В тишине прозвучал голос Фёдора:
- Где хотим, так и сидим, дядя.
- Только не на моём сундуке.
Мы не спеша встали с ящика. Видимо не найдя, что сказать, полковник оглядел нас и поднялся на свой этаж.
- Опять матери будет жаловаться, - грустно поделился своими опасениями Фёдор.
Через пару дней мы курили анашу на том же ящике.
- Давай откроем замок, посмотрим, что в ящике, - предложил Фокс.
- Открыть несложно, сейчас.
Фёдор вернулся с куском арматуры. Поколдовав с замком, он открыл его, с нескрываемой гордостью посмотрев на нас с Фоксом. Подняв крышку, мы увидели много разных вещей. Наборы кухонных ножей, досок для резки овощей, шкатулок. Сундук был почти полон, всё было по отдельности обёрнуто в плотную бумагу.
- Ширпотреб, - с уверенностью произнес Фёдор.
- Он его, наверное, на рынке продаёт! – засмеялся Фокс.
Мы его поддержали, стояли и хохотали. Фокс взял большой нож и, гримасничая и кривляясь, размахивал им.
- Подожди, давай закроем, - Фёдор с опаской прислушался к шагам внизу. Но было поздно.
- Как вы смели? – Это появился полковник.
- Открыли зам…ок, - на полуслове осёкся полковник, увидев нож в руке Фокса.
- Дай сюда, вид у полковника был уже не такой грозный.
Фокс бросил нож обратно в ящик, крышка захлопнулась с оглушительным стуком. Полковник вздрогнул, молча смотря на нас.
Мы вышли на улицу, шел снег, было холодно. Мы отправились домой к Фоксу. Подходя к своей квартире, Фокс нахмурился. Из-за двери слышны были громкие пьяные голоса и музыка.
- Опять отец пьет, - нахмурился Фокс.
- Ладно, давай по домам, - предложил я. Попрощавшись, мы разошлись.
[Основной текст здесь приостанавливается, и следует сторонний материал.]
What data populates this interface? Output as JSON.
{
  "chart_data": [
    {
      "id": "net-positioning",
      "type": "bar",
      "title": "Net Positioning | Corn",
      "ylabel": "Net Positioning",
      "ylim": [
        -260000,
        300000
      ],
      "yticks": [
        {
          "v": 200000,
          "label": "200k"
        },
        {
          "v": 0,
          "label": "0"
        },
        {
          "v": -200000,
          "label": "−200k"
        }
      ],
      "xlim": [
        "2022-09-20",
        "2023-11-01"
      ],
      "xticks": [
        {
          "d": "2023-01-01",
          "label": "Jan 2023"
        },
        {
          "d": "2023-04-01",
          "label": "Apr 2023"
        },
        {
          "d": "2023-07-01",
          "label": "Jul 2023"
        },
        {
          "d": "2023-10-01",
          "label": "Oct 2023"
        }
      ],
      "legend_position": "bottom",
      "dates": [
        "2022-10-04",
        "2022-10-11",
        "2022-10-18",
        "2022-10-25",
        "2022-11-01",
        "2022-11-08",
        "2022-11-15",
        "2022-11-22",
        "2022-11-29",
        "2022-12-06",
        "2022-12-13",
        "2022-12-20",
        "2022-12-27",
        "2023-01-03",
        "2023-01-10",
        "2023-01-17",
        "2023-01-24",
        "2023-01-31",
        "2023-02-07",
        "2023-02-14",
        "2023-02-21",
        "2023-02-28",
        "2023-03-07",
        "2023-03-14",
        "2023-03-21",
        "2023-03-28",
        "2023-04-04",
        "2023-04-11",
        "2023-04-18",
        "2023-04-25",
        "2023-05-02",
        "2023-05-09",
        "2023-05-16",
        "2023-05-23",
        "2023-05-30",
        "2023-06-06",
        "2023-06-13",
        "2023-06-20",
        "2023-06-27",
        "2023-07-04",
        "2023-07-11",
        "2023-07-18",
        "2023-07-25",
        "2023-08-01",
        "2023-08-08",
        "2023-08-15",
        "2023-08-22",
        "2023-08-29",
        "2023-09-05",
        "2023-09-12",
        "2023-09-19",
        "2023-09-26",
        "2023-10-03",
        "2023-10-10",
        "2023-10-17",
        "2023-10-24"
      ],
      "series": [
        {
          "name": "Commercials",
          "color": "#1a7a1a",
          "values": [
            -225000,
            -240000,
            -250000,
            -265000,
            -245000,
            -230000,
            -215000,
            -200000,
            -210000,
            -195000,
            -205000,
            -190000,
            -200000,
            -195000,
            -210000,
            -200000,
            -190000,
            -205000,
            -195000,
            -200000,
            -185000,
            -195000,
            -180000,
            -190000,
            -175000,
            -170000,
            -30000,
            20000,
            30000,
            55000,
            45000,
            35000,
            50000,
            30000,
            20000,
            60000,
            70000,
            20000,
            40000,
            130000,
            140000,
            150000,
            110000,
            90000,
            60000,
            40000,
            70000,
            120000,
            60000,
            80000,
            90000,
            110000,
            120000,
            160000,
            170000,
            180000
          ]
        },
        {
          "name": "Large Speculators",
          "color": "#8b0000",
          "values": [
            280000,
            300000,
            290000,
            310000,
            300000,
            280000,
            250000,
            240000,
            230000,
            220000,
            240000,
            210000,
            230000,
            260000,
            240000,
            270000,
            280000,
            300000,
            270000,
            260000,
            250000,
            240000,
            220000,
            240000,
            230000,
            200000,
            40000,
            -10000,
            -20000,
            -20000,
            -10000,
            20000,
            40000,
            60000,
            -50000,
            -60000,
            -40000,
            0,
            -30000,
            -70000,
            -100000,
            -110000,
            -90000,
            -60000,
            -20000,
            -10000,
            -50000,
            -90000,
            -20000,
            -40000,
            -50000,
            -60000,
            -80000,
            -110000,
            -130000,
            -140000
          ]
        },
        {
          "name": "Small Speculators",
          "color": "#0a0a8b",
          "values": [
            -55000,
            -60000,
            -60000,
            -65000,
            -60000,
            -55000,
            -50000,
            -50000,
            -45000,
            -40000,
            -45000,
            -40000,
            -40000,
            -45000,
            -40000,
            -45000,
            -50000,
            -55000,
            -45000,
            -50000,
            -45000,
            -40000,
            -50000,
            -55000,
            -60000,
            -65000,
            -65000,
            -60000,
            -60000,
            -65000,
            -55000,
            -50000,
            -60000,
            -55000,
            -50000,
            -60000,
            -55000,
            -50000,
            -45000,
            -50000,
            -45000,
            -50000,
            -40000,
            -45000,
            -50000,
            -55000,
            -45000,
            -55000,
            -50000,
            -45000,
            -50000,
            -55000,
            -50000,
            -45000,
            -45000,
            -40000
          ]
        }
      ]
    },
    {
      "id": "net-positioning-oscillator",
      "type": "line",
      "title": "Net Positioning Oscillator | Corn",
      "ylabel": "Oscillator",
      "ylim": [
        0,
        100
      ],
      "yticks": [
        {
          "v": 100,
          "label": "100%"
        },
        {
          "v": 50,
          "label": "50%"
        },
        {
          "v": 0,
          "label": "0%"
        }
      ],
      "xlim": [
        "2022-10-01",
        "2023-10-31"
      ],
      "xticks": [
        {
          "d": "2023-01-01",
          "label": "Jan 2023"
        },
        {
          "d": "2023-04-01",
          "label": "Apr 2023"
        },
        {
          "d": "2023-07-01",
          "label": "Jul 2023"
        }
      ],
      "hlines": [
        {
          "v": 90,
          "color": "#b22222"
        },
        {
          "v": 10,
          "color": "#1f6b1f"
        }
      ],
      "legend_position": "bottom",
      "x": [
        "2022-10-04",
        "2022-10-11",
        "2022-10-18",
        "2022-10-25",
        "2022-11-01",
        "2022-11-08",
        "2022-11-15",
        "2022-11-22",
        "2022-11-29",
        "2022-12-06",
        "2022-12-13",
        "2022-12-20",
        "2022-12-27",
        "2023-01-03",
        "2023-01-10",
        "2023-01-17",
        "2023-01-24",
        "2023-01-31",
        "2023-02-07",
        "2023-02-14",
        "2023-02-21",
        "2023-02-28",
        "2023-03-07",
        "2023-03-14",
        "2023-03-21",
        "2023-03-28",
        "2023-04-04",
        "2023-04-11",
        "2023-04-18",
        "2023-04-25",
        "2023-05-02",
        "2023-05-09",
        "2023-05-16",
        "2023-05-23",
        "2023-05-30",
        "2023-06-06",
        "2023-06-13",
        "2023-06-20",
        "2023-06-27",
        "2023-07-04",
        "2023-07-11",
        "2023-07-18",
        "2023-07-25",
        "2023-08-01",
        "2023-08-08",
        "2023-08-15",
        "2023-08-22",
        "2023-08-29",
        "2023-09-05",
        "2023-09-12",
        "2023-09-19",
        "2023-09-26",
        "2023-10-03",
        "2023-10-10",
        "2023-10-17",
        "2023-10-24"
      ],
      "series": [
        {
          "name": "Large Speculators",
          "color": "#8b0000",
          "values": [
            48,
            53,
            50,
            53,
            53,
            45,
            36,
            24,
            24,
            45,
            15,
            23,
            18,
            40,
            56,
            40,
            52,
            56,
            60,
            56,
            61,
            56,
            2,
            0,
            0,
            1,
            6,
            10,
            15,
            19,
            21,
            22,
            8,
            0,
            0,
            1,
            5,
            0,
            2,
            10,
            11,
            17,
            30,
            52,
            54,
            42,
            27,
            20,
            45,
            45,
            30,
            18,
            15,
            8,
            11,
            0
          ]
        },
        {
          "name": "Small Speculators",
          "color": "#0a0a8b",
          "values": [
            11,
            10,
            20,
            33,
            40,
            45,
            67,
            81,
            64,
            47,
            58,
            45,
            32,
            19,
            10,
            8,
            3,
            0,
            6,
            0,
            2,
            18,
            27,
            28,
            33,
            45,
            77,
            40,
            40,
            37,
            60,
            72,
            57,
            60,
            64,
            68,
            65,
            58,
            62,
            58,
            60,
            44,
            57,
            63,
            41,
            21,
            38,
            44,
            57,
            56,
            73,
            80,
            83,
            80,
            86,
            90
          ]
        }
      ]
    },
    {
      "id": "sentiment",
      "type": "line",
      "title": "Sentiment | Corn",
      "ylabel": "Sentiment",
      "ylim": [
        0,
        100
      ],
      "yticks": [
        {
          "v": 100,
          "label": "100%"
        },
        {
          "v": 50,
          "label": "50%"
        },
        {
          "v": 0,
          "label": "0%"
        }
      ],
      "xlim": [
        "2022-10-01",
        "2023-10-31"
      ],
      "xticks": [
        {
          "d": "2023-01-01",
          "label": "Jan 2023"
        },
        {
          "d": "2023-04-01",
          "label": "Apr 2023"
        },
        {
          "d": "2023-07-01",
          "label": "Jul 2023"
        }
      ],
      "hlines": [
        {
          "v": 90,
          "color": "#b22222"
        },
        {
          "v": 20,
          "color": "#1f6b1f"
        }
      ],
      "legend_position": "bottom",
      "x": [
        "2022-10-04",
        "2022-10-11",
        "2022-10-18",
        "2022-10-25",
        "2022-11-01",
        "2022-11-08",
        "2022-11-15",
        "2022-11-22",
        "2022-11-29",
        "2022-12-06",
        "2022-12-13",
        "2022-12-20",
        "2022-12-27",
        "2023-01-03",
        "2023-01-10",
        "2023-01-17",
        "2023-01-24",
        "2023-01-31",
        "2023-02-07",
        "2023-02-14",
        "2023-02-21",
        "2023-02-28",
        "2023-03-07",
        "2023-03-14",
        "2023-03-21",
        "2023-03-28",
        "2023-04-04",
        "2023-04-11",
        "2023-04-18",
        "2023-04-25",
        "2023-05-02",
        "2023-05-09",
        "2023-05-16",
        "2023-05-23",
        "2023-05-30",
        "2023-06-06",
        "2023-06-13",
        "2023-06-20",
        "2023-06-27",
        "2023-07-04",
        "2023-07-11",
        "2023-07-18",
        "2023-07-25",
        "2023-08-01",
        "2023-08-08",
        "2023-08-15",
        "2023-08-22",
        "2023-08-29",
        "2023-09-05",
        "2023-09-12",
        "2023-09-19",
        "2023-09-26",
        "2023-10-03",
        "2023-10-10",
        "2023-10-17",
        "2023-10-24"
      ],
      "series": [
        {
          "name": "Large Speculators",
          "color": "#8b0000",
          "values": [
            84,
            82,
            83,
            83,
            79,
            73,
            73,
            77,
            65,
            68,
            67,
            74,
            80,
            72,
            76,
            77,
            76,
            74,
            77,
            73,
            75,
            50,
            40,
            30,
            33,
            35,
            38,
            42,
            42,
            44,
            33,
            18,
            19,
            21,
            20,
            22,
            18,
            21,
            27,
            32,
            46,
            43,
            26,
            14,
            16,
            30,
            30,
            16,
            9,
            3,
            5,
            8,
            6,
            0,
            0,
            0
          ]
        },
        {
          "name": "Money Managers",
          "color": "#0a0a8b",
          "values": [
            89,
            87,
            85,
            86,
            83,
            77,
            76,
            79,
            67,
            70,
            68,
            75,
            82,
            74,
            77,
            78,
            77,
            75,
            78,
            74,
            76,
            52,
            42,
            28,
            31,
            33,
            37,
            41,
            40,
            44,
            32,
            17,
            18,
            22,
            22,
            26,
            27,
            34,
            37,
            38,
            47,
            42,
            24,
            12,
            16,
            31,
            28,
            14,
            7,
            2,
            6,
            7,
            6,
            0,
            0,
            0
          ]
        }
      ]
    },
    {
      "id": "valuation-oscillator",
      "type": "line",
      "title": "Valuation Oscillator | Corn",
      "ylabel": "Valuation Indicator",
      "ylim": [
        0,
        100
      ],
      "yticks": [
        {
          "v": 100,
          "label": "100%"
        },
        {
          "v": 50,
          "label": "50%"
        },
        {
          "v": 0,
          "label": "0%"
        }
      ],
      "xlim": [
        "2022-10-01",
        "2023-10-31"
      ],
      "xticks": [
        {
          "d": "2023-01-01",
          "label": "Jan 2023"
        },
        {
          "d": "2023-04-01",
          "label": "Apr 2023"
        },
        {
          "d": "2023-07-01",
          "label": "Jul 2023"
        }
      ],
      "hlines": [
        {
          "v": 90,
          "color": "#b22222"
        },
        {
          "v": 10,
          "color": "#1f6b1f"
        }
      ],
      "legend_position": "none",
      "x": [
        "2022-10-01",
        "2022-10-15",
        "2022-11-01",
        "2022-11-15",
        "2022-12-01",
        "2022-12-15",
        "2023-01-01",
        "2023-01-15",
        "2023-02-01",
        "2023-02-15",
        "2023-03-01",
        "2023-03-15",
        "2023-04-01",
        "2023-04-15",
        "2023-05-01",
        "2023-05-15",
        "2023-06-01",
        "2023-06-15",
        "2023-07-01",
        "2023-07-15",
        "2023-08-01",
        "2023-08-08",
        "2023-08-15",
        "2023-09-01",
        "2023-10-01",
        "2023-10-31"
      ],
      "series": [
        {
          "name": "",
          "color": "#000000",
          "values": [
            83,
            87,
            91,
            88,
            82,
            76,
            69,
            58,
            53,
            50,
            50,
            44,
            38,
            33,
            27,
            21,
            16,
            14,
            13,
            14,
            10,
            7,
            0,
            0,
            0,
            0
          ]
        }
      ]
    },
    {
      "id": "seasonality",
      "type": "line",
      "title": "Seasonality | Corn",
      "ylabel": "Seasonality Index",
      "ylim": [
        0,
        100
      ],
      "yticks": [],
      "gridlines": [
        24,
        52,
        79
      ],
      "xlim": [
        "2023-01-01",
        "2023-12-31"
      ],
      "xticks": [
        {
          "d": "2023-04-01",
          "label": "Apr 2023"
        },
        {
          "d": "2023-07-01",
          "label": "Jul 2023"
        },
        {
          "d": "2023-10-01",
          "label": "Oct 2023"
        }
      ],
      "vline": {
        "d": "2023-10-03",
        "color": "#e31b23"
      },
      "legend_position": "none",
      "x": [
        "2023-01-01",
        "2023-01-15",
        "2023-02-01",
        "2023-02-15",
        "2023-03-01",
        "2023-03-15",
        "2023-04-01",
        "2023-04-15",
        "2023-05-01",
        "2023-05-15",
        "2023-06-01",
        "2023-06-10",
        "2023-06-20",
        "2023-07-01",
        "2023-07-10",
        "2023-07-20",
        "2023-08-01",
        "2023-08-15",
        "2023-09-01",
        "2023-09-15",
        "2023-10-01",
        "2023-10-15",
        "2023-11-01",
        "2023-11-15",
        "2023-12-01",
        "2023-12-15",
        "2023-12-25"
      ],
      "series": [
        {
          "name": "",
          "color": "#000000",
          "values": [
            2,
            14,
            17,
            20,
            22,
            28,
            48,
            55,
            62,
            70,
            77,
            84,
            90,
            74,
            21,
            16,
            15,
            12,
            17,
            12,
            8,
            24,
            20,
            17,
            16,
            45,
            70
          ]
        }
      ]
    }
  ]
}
Судили нас с Фоксом через месяц после моего восемнадцатилетия. На суд пришли приятели, подруги, Фёдор тоже был. На последней краже нас «спалили», и за несколько эпизодов определили нам наказание в виде лишения свободы на 4 года общего режима. Через две недели после суда нас отправили этапом на зону. На тюремном дворе стояло несколько автозаков. После сверки мы с Фоксом оказались в одной машине. Затем долго ехали, было жарко и тесно. Но вот машины остановились, послышались голоса и лай собак, затем дверь открылась.
- Приехали, - прокомментировал кто-то.
- Выходи по одному, бегом, первый, второй, третий.
По бокам стояли солдаты с автоматами. Овчарки срывались в злобном лае.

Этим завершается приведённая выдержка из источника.